Book Synopsis The Transfer of Care by : Phil Brown
Download or read book The Transfer of Care written by Phil Brown and published by Routledge & Kegan Paul Books. This book was released on 1985 with total page 300 pages. Available in PDF, EPUB and Kindle. Book excerpt: Phil Brown provides a comprehensive analysis of recent mental health policy and practice by focusing on three main themes: political-economic structures, the pitfalls of professionalism, and institutional obstacles to adequate care.

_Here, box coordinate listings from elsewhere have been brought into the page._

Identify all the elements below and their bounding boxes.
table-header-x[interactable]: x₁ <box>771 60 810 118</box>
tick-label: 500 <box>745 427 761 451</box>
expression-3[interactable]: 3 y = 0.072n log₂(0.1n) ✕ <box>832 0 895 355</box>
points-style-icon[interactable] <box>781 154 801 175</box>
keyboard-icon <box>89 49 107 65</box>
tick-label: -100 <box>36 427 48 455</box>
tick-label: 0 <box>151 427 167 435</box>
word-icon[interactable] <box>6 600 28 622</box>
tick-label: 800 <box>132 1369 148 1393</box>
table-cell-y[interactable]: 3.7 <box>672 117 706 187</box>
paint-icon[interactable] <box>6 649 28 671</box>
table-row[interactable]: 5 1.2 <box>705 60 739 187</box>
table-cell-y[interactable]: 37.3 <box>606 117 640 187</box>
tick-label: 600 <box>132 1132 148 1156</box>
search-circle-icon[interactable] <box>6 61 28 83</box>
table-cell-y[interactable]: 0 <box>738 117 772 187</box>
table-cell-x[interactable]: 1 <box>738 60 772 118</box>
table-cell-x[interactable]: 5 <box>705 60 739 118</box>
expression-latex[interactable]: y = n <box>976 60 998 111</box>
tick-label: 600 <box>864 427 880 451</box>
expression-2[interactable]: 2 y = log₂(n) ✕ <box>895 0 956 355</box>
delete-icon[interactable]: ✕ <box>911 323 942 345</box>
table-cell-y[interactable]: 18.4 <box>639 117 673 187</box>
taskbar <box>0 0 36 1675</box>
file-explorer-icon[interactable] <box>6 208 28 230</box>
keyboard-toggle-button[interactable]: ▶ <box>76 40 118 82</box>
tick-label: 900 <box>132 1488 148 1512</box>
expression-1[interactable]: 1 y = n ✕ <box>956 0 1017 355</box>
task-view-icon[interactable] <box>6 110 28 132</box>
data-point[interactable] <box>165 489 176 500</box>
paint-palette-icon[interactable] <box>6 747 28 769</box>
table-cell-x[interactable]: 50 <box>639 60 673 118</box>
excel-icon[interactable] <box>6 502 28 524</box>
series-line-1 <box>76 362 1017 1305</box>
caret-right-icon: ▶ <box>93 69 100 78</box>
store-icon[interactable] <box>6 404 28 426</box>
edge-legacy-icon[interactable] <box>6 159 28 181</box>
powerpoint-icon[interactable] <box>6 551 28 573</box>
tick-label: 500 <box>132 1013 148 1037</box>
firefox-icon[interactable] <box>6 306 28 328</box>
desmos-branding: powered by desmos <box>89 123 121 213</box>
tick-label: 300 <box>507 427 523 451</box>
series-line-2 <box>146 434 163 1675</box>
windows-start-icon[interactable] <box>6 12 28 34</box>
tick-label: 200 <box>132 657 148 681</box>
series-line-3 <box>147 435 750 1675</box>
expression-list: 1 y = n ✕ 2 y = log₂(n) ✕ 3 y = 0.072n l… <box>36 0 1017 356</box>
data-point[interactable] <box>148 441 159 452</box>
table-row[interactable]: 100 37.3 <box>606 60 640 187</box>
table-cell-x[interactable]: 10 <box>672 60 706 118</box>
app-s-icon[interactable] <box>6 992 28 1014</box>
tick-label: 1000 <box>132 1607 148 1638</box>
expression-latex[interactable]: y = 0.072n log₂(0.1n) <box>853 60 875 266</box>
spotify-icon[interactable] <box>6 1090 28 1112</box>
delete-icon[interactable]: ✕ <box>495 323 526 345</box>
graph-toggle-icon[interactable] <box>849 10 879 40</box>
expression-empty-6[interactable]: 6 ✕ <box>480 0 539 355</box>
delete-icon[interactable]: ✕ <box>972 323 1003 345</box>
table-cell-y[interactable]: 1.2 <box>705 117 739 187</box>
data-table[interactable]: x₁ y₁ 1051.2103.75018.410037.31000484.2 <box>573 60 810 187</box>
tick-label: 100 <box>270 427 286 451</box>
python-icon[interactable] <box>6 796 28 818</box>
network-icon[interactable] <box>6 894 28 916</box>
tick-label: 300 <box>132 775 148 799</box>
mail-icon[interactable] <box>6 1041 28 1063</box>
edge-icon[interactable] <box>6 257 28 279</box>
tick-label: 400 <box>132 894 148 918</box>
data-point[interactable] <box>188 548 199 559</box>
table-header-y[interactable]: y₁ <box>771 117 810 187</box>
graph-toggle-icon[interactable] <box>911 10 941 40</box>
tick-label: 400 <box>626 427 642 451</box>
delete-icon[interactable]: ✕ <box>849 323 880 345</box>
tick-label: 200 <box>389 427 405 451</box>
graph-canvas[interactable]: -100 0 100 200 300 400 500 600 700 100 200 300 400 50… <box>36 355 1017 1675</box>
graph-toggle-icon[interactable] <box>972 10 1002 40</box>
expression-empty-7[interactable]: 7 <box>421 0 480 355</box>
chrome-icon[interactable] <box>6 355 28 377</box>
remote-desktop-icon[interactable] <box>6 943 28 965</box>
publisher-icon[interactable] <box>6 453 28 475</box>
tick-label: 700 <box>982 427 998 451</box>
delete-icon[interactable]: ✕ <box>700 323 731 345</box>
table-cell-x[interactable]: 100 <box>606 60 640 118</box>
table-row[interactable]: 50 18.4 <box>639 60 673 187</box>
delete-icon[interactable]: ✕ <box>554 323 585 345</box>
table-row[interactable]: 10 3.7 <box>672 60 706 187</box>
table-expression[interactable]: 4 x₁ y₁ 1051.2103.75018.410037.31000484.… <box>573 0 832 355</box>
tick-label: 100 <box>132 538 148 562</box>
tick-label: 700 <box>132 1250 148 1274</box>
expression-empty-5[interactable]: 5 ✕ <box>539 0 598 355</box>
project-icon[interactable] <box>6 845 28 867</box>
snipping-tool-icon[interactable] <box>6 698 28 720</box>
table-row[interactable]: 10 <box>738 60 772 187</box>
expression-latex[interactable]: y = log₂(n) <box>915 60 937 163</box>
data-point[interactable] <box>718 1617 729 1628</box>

Book Synopsis The Myth of Community Care by : Steve Baldwin
Download or read book The Myth of Community Care written by Steve Baldwin and published by Springer. This book was released on 2013-11-11 with total page 183 pages. Available in PDF, EPUB and Kindle. Book excerpt:
Book Synopsis International Encyclopedia of Public Policy and Administration Volume 2 by : Jay M. Shafritz
Download or read book International Encyclopedia of Public Policy and Administration Volume 2 written by Jay M. Shafritz and published by Routledge. This book was released on 2019-03-22 with total page 1410 pages. Available in PDF, EPUB and Kindle. Book excerpt: This encyclopedia includes entries on the concepts, issues and theories starting with alphabets D to K that define public policymaking, evaluation, management and implementation. It also includes entries on the individuals, commissions and organizations that have contributed to these fields.